Horizontal timeline of the first 17 months of the TFR Recast: 30 Dec 2024 the rule applies, January 2025 the unverified USDT transfers, May 2026 the Arbiter ruling, then the next 12 months — MFSA inspections, FIAU thematic review, more cases.

The decision has been formally notified to both the MFSA and the FIAU. That is not a courtesy. It is a flare.

Three things to expect in the next 12 months:

MFSA inspections asking, very specifically, "show me the verification method you used for self-hosted withdrawals above €1,000."
FIAU thematic review — given its pattern of publishing anonymised findings, expect this case to surface in its 2026 annual report.
More complaints. Malta is one of the densest concentrations of licensed CASPs per capita in the EU. This is the first. It will not be the last.

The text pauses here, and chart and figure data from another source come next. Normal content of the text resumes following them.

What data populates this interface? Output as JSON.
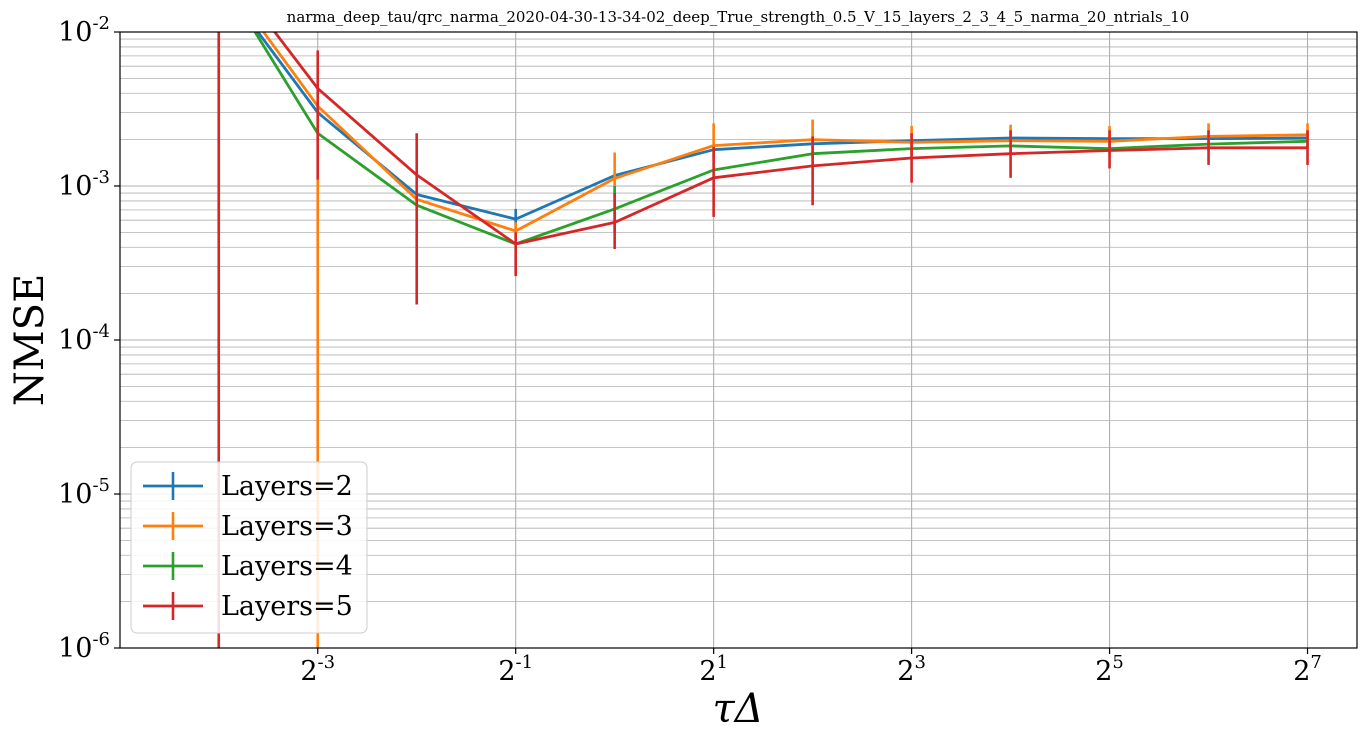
{
  "chart_data": {
    "type": "line",
    "title": "narma_deep_tau/qrc_narma_2020-04-30-13-34-02_deep_True_strength_0.5_V_15_layers_2_3_4_5_narma_20_ntrials_10",
    "xlabel": "τΔ",
    "ylabel": "NMSE",
    "x_scale": "log2",
    "y_scale": "log10",
    "xlim": [
      0.0313,
      181
    ],
    "ylim": [
      1e-06,
      0.01
    ],
    "x_ticks": [
      {
        "value": 0.125,
        "base": "2",
        "exp": "-3"
      },
      {
        "value": 0.5,
        "base": "2",
        "exp": "-1"
      },
      {
        "value": 2,
        "base": "2",
        "exp": "1"
      },
      {
        "value": 8,
        "base": "2",
        "exp": "3"
      },
      {
        "value": 32,
        "base": "2",
        "exp": "5"
      },
      {
        "value": 128,
        "base": "2",
        "exp": "7"
      }
    ],
    "y_ticks": [
      {
        "value": 1e-06,
        "base": "10",
        "exp": "-6"
      },
      {
        "value": 1e-05,
        "base": "10",
        "exp": "-5"
      },
      {
        "value": 0.0001,
        "base": "10",
        "exp": "-4"
      },
      {
        "value": 0.001,
        "base": "10",
        "exp": "-3"
      },
      {
        "value": 0.01,
        "base": "10",
        "exp": "-2"
      }
    ],
    "grid": true,
    "legend_position": "lower-left",
    "x": [
      0.0625,
      0.125,
      0.25,
      0.5,
      1,
      2,
      4,
      8,
      16,
      32,
      64,
      128
    ],
    "series": [
      {
        "name": "Layers=2",
        "color": "#1f77b4",
        "y": [
          0.022,
          0.003,
          0.00088,
          0.00061,
          0.00117,
          0.00172,
          0.00188,
          0.00197,
          0.00205,
          0.00203,
          0.00203,
          0.00205
        ],
        "yerr_low": [
          0.022,
          0.003,
          0.00088,
          0.00052,
          0.00117,
          0.00172,
          0.00188,
          0.00197,
          0.00205,
          0.00203,
          0.00203,
          0.00205
        ],
        "yerr_high": [
          0.022,
          0.003,
          0.00088,
          0.00071,
          0.00117,
          0.00172,
          0.00188,
          0.00197,
          0.00205,
          0.00203,
          0.00203,
          0.00205
        ]
      },
      {
        "name": "Layers=3",
        "color": "#ff7f0e",
        "y": [
          0.025,
          0.0033,
          0.00082,
          0.00051,
          0.00112,
          0.00183,
          0.002,
          0.00192,
          0.00197,
          0.00195,
          0.0021,
          0.00215
        ],
        "yerr_low": [
          0.0005,
          1e-06,
          0.00082,
          0.00045,
          0.00085,
          0.0015,
          0.0015,
          0.0015,
          0.0016,
          0.0016,
          0.0017,
          0.00175
        ],
        "yerr_high": [
          0.03,
          0.0033,
          0.00082,
          0.00058,
          0.00165,
          0.00255,
          0.0027,
          0.00245,
          0.0025,
          0.00245,
          0.00255,
          0.00255
        ]
      },
      {
        "name": "Layers=4",
        "color": "#2ca02c",
        "y": [
          0.024,
          0.0022,
          0.00075,
          0.00042,
          0.00071,
          0.00127,
          0.00162,
          0.00175,
          0.00182,
          0.00175,
          0.00187,
          0.00195
        ],
        "yerr_low": [
          0.024,
          0.0022,
          0.00075,
          0.00042,
          0.0005,
          0.00127,
          0.00162,
          0.00175,
          0.00182,
          0.00175,
          0.00187,
          0.00195
        ],
        "yerr_high": [
          0.024,
          0.0022,
          0.00075,
          0.00042,
          0.001,
          0.00127,
          0.00162,
          0.00175,
          0.00182,
          0.00175,
          0.00187,
          0.00195
        ]
      },
      {
        "name": "Layers=5",
        "color": "#d62728",
        "y": [
          0.03,
          0.0043,
          0.00118,
          0.00042,
          0.00058,
          0.00113,
          0.00135,
          0.00152,
          0.00162,
          0.0017,
          0.00177,
          0.00177
        ],
        "yerr_low": [
          1e-06,
          0.0011,
          0.00017,
          0.00026,
          0.00039,
          0.00063,
          0.00075,
          0.00105,
          0.00113,
          0.0013,
          0.00137,
          0.00137
        ],
        "yerr_high": [
          0.03,
          0.0076,
          0.0022,
          0.0005,
          0.0009,
          0.0018,
          0.0021,
          0.0022,
          0.0023,
          0.0023,
          0.0023,
          0.0023
        ]
      }
    ]
  }
}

And it won't stop at the Maltese border. The EBA Guidelines apply across the EU. The duty-of-care logic is portable. Every consumer-protection regulator in Europe now has a template ruling to copy.

🔑 Key takeaway

For CASPs: the era of treating the Travel Rule as a paper exercise is over. A self-declaration tick-box is no longer a defence — you need a documented, verifiable ownership check for every self-hosted withdrawal above €1,000. Get your written Travel Rule policy in order, today.

For consumers: if you've been a victim of a crypto scam routed through a Maltese-licensed platform, this ruling means you may have a civil remedy — even where the AML enforcement route is closed to you.